Les syllogismes


Argumenter / mercredi, août 22nd, 2018

Définition du syllogisme

Le syllogisme est un raisonnement logique qui créee une relations entre 3 propositions : les 2 premières “les prémisses” conduisent à une conclusion.

Vous connaissez forcément

« Tous les hommes sont mortels (prémisse 1 dite Majeure)

Socrate est un homme(prémisse 2 dite Mineure)

donc Socrate est mortel” (conclusion déduite)

Il est VRAI, car les 2 prémisses sont vraies et leur enchainement est correct, il part du général (tous les hommes) pour aboutir au particulier (Socrate)

Fonctionnement du syllogisme

Il est fréquent que ce ne soit pas le cas, mais que nous nous laissions abuser par l’apparente logique du raisonnement.

Première cause d’erreur : l’une des prémisses  est fausse(ou les 2)

Les mammifères ont 4 pattes

Les chats ont 3 pattes

Donc les chats ne sont pas des mammifères

 

Seconde cause la conclusion ne découle en réalité pas des prémisses qui sont pourtant correctes

ainsi ce tout aussi célébre

Tous les chats sont mortels

Or Socrate est mortels

Donc Socrate est un chat,

 

Car un raisonnement ne peut pas remonter du particulier , vers le général.

A la vue de ces exemples il semble facile de débusquer les erreurs de raisonnements, mais c’est beaucoup plus difficile dans le feu d’un débat. Il faut donc prêter une attention toute particulière aux raisonnements qui semblent frappés du sceau de la logique et prendre le temps de les analyser.

Car l’emploi d’un syllogisme permet de faire avancer une argumentation à partir de propositions acceptées par l’auditeur alors que des prémisses justes peuvent très bien aboutir à une conclusion erronée.

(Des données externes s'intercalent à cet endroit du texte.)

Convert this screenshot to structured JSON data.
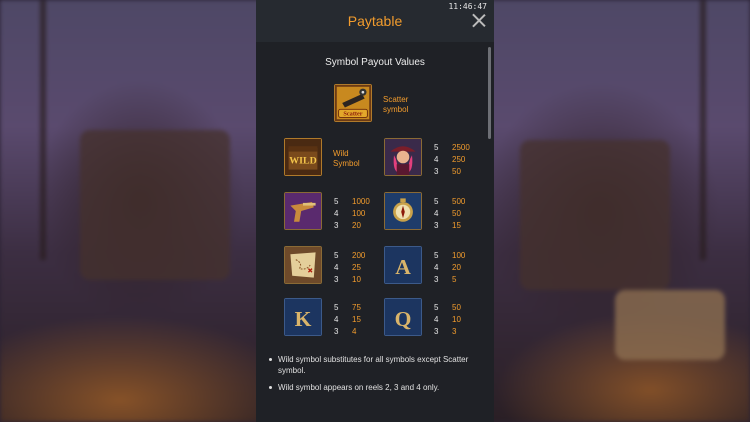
{
  "paytable": {
    "title": "Paytable",
    "clock": "11:46:47",
    "section_title": "Symbol Payout Values",
    "scatter": {
      "icon": "cannon-scatter-icon",
      "symbol_text": "Scatter",
      "label": "Scatter symbol"
    },
    "wild": {
      "icon": "wild-chest-icon",
      "symbol_text": "WILD",
      "label": "Wild Symbol"
    },
    "symbols": [
      {
        "icon": "pirate-captain-icon",
        "pays": [
          {
            "count": "5",
            "value": "2500"
          },
          {
            "count": "4",
            "value": "250"
          },
          {
            "count": "3",
            "value": "50"
          }
        ]
      },
      {
        "icon": "pistol-icon",
        "pays": [
          {
            "count": "5",
            "value": "1000"
          },
          {
            "count": "4",
            "value": "100"
          },
          {
            "count": "3",
            "value": "20"
          }
        ]
      },
      {
        "icon": "compass-icon",
        "pays": [
          {
            "count": "5",
            "value": "500"
          },
          {
            "count": "4",
            "value": "50"
          },
          {
            "count": "3",
            "value": "15"
          }
        ]
      },
      {
        "icon": "treasure-map-icon",
        "pays": [
          {
            "count": "5",
            "value": "200"
          },
          {
            "count": "4",
            "value": "25"
          },
          {
            "count": "3",
            "value": "10"
          }
        ]
      },
      {
        "icon": "letter-a-icon",
        "letter": "A",
        "pays": [
          {
            "count": "5",
            "value": "100"
          },
          {
            "count": "4",
            "value": "20"
          },
          {
            "count": "3",
            "value": "5"
          }
        ]
      },
      {
        "icon": "letter-k-icon",
        "letter": "K",
        "pays": [
          {
            "count": "5",
            "value": "75"
          },
          {
            "count": "4",
            "value": "15"
          },
          {
            "count": "3",
            "value": "4"
          }
        ]
      },
      {
        "icon": "letter-q-icon",
        "letter": "Q",
        "pays": [
          {
            "count": "5",
            "value": "50"
          },
          {
            "count": "4",
            "value": "10"
          },
          {
            "count": "3",
            "value": "3"
          }
        ]
      }
    ],
    "notes": [
      "Wild symbol substitutes for all symbols except Scatter symbol.",
      "Wild symbol appears on reels 2, 3 and 4 only."
    ]
  },
  "colors": {
    "accent": "#f29c2d",
    "panel": "#1f2126",
    "header": "#262a30"
  }
}
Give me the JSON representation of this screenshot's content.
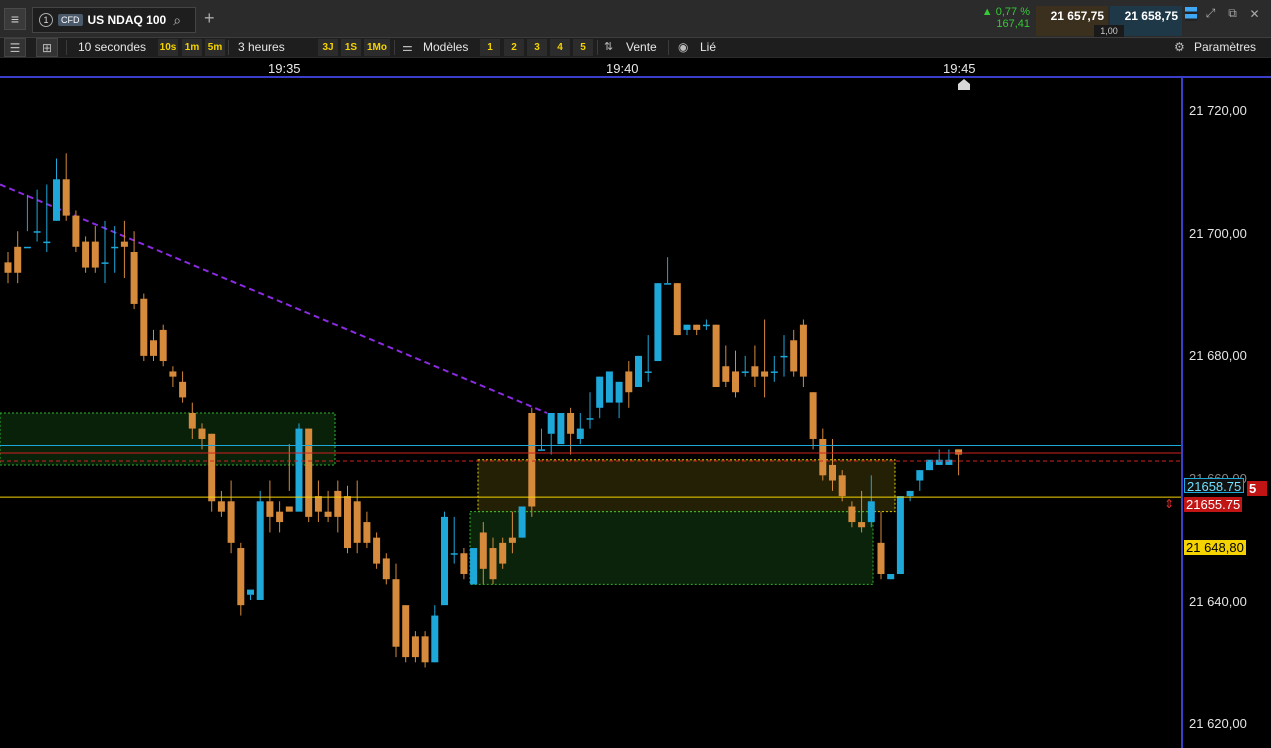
{
  "tabbar": {
    "menu_icon": "hamburger-menu-icon",
    "tab_number": "1",
    "tab_type": "CFD",
    "tab_title": "US NDAQ 100",
    "search_icon": "search-icon",
    "add_tab": "+",
    "change_pct": "▲ 0,77 %",
    "change_abs": "167,41",
    "bid": "21 657,75",
    "ask": "21 658,75",
    "spread": "1,00"
  },
  "toolbar": {
    "interval": "10 secondes",
    "interval_10s": "10s",
    "interval_1m": "1m",
    "interval_5m": "5m",
    "range": "3 heures",
    "range_3j": "3J",
    "range_1s": "1S",
    "range_1mo": "1Mo",
    "templates": "Modèles",
    "layouts": [
      "1",
      "2",
      "3",
      "4",
      "5"
    ],
    "side": "Vente",
    "linked": "Lié",
    "settings": "Paramètres"
  },
  "timeaxis": {
    "labels": [
      "19:35",
      "19:40",
      "19:45"
    ]
  },
  "colors": {
    "bull": "#1ea7d9",
    "bear": "#d68a3c",
    "accent_blue": "#3b3ec9",
    "yellow_line": "#f5d300",
    "red_line": "#d12222"
  },
  "chart_data": {
    "type": "candlestick",
    "instrument": "US NDAQ 100",
    "interval": "10 secondes",
    "x_ticks": [
      "19:35",
      "19:40",
      "19:45"
    ],
    "y_ticks": [
      "21 720,00",
      "21 700,00",
      "21 680,00",
      "21 640,00",
      "21 620,00"
    ],
    "ylim": [
      21600.5,
      21729.5
    ],
    "candles": [
      [
        21694,
        21696,
        21692,
        21690
      ],
      [
        21697,
        21700,
        21692,
        21690
      ],
      [
        21697,
        21707,
        21697,
        21700
      ],
      [
        21700,
        21708,
        21700,
        21698
      ],
      [
        21698,
        21709,
        21698,
        21696
      ],
      [
        21702,
        21702,
        21710,
        21714
      ],
      [
        21710,
        21715,
        21703,
        21702
      ],
      [
        21703,
        21704,
        21697,
        21696
      ],
      [
        21698,
        21699,
        21693,
        21692
      ],
      [
        21698,
        21701,
        21693,
        21692
      ],
      [
        21694,
        21702,
        21694,
        21690
      ],
      [
        21697,
        21701,
        21697,
        21692
      ],
      [
        21698,
        21702,
        21697,
        21691
      ],
      [
        21696,
        21700,
        21686,
        21685
      ],
      [
        21687,
        21688,
        21676,
        21675
      ],
      [
        21679,
        21681,
        21676,
        21675
      ],
      [
        21681,
        21682,
        21675,
        21674
      ],
      [
        21673,
        21674,
        21672,
        21670
      ],
      [
        21671,
        21673,
        21668,
        21667
      ],
      [
        21665,
        21667,
        21662,
        21660
      ],
      [
        21662,
        21663,
        21660,
        21658
      ],
      [
        21661,
        21661,
        21648,
        21646
      ],
      [
        21648,
        21650,
        21646,
        21645
      ],
      [
        21648,
        21652,
        21640,
        21638
      ],
      [
        21639,
        21640,
        21628,
        21626
      ],
      [
        21630,
        21630,
        21631,
        21629
      ],
      [
        21629,
        21631,
        21648,
        21650
      ],
      [
        21648,
        21652,
        21645,
        21642
      ],
      [
        21646,
        21648,
        21644,
        21642
      ],
      [
        21647,
        21659,
        21646,
        21650
      ],
      [
        21646,
        21663,
        21662,
        21647
      ],
      [
        21662,
        21662,
        21645,
        21644
      ],
      [
        21649,
        21652,
        21646,
        21644
      ],
      [
        21646,
        21650,
        21645,
        21644
      ],
      [
        21650,
        21652,
        21645,
        21642
      ],
      [
        21649,
        21651,
        21639,
        21638
      ],
      [
        21648,
        21652,
        21640,
        21638
      ],
      [
        21644,
        21646,
        21640,
        21639
      ],
      [
        21641,
        21642,
        21636,
        21635
      ],
      [
        21637,
        21638,
        21633,
        21632
      ],
      [
        21633,
        21636,
        21620,
        21618
      ],
      [
        21628,
        21628,
        21618,
        21617
      ],
      [
        21622,
        21623,
        21618,
        21617
      ],
      [
        21622,
        21623,
        21617,
        21616
      ],
      [
        21617,
        21617,
        21626,
        21628
      ],
      [
        21628,
        21629,
        21645,
        21646
      ],
      [
        21638,
        21645,
        21638,
        21636
      ],
      [
        21638,
        21639,
        21634,
        21633
      ],
      [
        21632,
        21636,
        21639,
        21632
      ],
      [
        21642,
        21644,
        21635,
        21632
      ],
      [
        21639,
        21641,
        21633,
        21632
      ],
      [
        21640,
        21641,
        21636,
        21635
      ],
      [
        21641,
        21646,
        21640,
        21638
      ],
      [
        21641,
        21647,
        21647,
        21641
      ],
      [
        21665,
        21666,
        21647,
        21645
      ],
      [
        21658,
        21662,
        21658,
        21658
      ],
      [
        21661,
        21661,
        21665,
        21657
      ],
      [
        21659,
        21660,
        21665,
        21663
      ],
      [
        21665,
        21666,
        21661,
        21657
      ],
      [
        21660,
        21665,
        21662,
        21659
      ],
      [
        21664,
        21669,
        21664,
        21662
      ],
      [
        21666,
        21672,
        21672,
        21664
      ],
      [
        21667,
        21669,
        21673,
        21671
      ],
      [
        21667,
        21671,
        21671,
        21664
      ],
      [
        21673,
        21675,
        21669,
        21666
      ],
      [
        21670,
        21676,
        21676,
        21670
      ],
      [
        21673,
        21680,
        21673,
        21671
      ],
      [
        21675,
        21690,
        21690,
        21675
      ],
      [
        21690,
        21695,
        21690,
        21690
      ],
      [
        21690,
        21690,
        21680,
        21680
      ],
      [
        21681,
        21682,
        21682,
        21680
      ],
      [
        21682,
        21682,
        21681,
        21680
      ],
      [
        21682,
        21683,
        21682,
        21681
      ],
      [
        21682,
        21682,
        21670,
        21670
      ],
      [
        21674,
        21678,
        21671,
        21670
      ],
      [
        21673,
        21677,
        21669,
        21668
      ],
      [
        21673,
        21676,
        21673,
        21672
      ],
      [
        21674,
        21678,
        21672,
        21670
      ],
      [
        21673,
        21683,
        21672,
        21668
      ],
      [
        21673,
        21676,
        21673,
        21671
      ],
      [
        21676,
        21680,
        21676,
        21672
      ],
      [
        21679,
        21681,
        21673,
        21672
      ],
      [
        21682,
        21683,
        21672,
        21670
      ],
      [
        21669,
        21669,
        21660,
        21658
      ],
      [
        21660,
        21662,
        21653,
        21652
      ],
      [
        21655,
        21660,
        21652,
        21650
      ],
      [
        21653,
        21654,
        21649,
        21648
      ],
      [
        21647,
        21648,
        21644,
        21643
      ],
      [
        21644,
        21650,
        21643,
        21642
      ],
      [
        21644,
        21653,
        21648,
        21643
      ],
      [
        21640,
        21646,
        21634,
        21633
      ],
      [
        21633,
        21634,
        21634,
        21633
      ],
      [
        21634,
        21636,
        21649,
        21649
      ],
      [
        21649,
        21650,
        21650,
        21648
      ],
      [
        21652,
        21654,
        21654,
        21650
      ],
      [
        21654,
        21655,
        21656,
        21654
      ],
      [
        21655,
        21658,
        21656,
        21655
      ],
      [
        21655,
        21658,
        21656,
        21655
      ],
      [
        21658,
        21658,
        21657,
        21653
      ]
    ],
    "price_tags": {
      "ask": "21658.75",
      "bid": "21655.75",
      "level": "21 648,80",
      "hidden_tick": "21 660,00",
      "badge": "5"
    }
  }
}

Utilisation. Quelques exemples

Donner à ses propos l’apparence d’un syllogisme est une technique fréquente et assez efficace. Elle donne au propos une apparence de logique, souvent très facile à démonter pour peu qu’on prenne le temps de décomposer, mais à l’oral, dans le feu du débat c’est beaucoup plus difficile.

Ainsi de ces propos de Jean-Claude Van-damme à Marlène Schiappa,  que je détaille dans un autre billet. Ils se présentent comme un syllogisme mais il n’ya en réalité aucun rapport entre les différentes propositions.

Tu es une femme, je suis un homme.

Il y a des femmes qui aime travailler comme toi, et qui savent faire les 2 choses s’occuper des enfants et travailler. Il y a des femmes qui aiment rester à la maison . Elles aiment bien les enfants.

Si toutes les femmes travaillent. Qu’est ce qu’ils font les enfants à la maison ?

 

Les syllogismes censés démontrer une règle sociale font florés. Mais la plupart sont faux

L’argent ne fait pas le bonheur

Vous n’avez pas d’argent

Vous êtes donc heureux

 

Si une des deux propositions est négative, la conclusion ne peut être que négative, et s’il y en a une particulière, elle doit être particulière. Dans le cas ci-dessus on ne peut que conclure que vous n’êtes pas malheureux pour autant.